COMMENTARY

Reduced Demand, Increased Supply: Innovations Are Brightening Liver Transplantation Outcomes

The Liver Meeting 2017: American Association for the Study of Liver Diseases (AASLD)

William F. Balistreri, MD

Disclosures

December 04, 2017

In This Article

Bioartificial Liver

One additional strategy that aligns with the concept of reducing the waiting-list burden is to use support systems to aid patients with acute liver failure in hopes of allowing survival with their native liver.

Chen and colleagues[11] determined the survival benefit of a novel spheroid reservoir bioartificial liver (SRBAL) in the setting of posthepatectomy liver failure and assessed the impact on liver regeneration. The SRBAL, a novel extracorporeal liver assist device composed of functional porcine hepatocyte spheroids, is under development for supportive therapy of patients with liver failure.

Following 85% hepatectomy, pigs were randomly assigned to receive either standard therapy or combined bioartificial liver treatment without hepatocytes or with 200 g of primary porcine hepatocyte spheroids. All animals that received standard therapy or the bioartificial liver without hepatocytes (control groups) did not survive to 50 hours posthepatectomy. In contrast, 4 out of 5 animals in the SRBAL group survived to 90 hours. Their mean peak serum levels of ammonia and their peak intracranial pressure were both significantly lower than in the control animals. The ratio of liver volume at 48 hours to posthepatectomy was greatest in the SRBAL-treated group compared with the control groups.

Li and colleagues[12] evaluated the effectiveness and safety of the system in a preclinical primate model of acute liver failure.
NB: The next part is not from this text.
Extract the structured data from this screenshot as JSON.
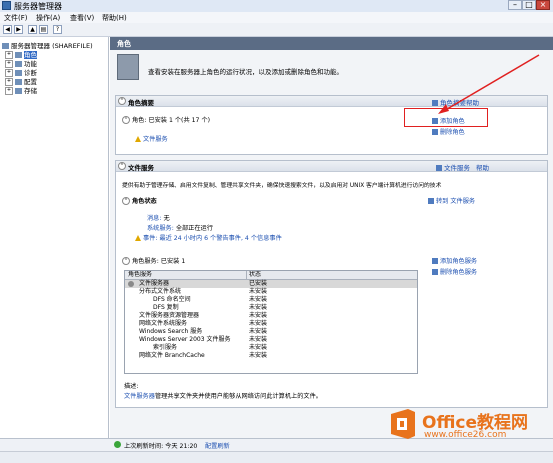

The SRBAL also improved survival rate and prolonged median survival time of monkeys. Blood ammonia and total bilirubin were lower and albumin levels were higher in all hepatocyte SRBAL treatment groups. The livers of SRBAL-treated animals showed less liver injury and accelerated regeneration compared with controls. Levels of proinflammatory cytokines (tumor necrosis factor-α, interleukin [IL]-6, IL-12, IL-1β, IL-8, interferon-γ, and IL-2) were reduced after SRBAL treatment. Other cytokines associated with liver regeneration rose transiently during SRBAL treatment.

The investigators concluded that the noted improved survival of monkeys with acute liver failure during SRBAL therapy was multifactorial and included a reduction in the hepatotoxic effect, inhibition of the proinflammatory reaction, and creation of a microenvironment more suitable for regeneration of the injured liver.

These two studies suggest that SRBAL is capable of improving survival and accelerating liver regeneration. There also was an associated neuroprotective benefit. Such favorable results warrant further clinical testing of SRBAL.